Canada is ranked 1st country in the world excluding Nordics in the Global Cleantech Innovation Index 2017, gaining 3 positions compared to the 2014 Index.
CanadaCleantech applauds the overall ecosystem efforts to achieve this position, especially the general drivers to innovation such as Government effectiveness to promote the development of the private sector, and the amount of funding available (especially venture-capitalist and Late-Stage investors). To be able to gain a few more positions in the coming years, Canada yet needs to become a stronger cleantech commercializer, which will lead to more exports and more jobs.
As expected, and consistent with the 2014 index, there is a positive correlation between inputs to innovation and outputs for innovation.
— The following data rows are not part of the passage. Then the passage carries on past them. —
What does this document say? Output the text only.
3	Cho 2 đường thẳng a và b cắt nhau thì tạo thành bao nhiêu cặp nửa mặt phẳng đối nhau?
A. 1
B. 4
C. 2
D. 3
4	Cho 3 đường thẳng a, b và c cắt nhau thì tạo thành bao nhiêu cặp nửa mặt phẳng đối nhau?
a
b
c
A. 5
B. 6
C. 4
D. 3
Countries that are facilitating investment in innovation, either through public R&D, cleantech-friendly policy, or other inputs measured, tend to also reap benefits from commercialisation of cleantech companies.
Highlights of the report - Canada's ranking:
Ranked 4th overall in the 2017 index, Canada gained 3 positions compared to the 2014 index. The top 3 is held by Denmark, Finland and Sweden where the numbers and amount of cleantech funds have particularly increased.
3rd position in “Inputs to Innovation”
What truly distinguishes it is its score for early entrepreneurship: 2nd overall
3rd position in “General Innovation Drivers” (General innovation inputs and Entrepreneurial culture)
4th position in “Cleantech-Specific Innovation Drivers” (Government policies + Public R&D spending + Access to private finance + Infrastructure for renewables + Cleantech industry organisations)
Canada scores high for the number of cleantech funds, and even ranks 1st for the amount of funding available.
Canada is a joint top-scorer for the amount of venture capital investment, together with three other countries in the Index, while also having many companies in the Global Cleantech 100. Late-stage investment is well established in Canada, with the country ranking high for public cleantech companies and M&A activity.
4th position in “Outputs of innovation”
4th position in “Evidence of Emerging Cleantech Innovation” (Early-Stage private investment + High impact companies + Environmental patents)
6th position in “Evidence of Commercialized Cleantech Innovation” (Cleantech Imports and Exports + Renewable energy consumption + Late-Stage investment and exits + Listed cleantech companies + Employees)
“Cleantech innovation conversion rate”: Germany, Singapore and South Korea are the most efficient producers of output (commercialized cleantech) from their measure of inputs (incl. Government funds). Canada ranks 8th position; having a lower conversion input can mean that the country either: 1) requires high levels of input to achieve its level of outputs, or 2) the country has more cleantech commercialisation potential to realize in the coming years.
The key contributing cleantech specific drivers include the amount of capital raised by cleantech funds and the number of cleantech organizations. Canada counts only a few cleantech organizations and clusters.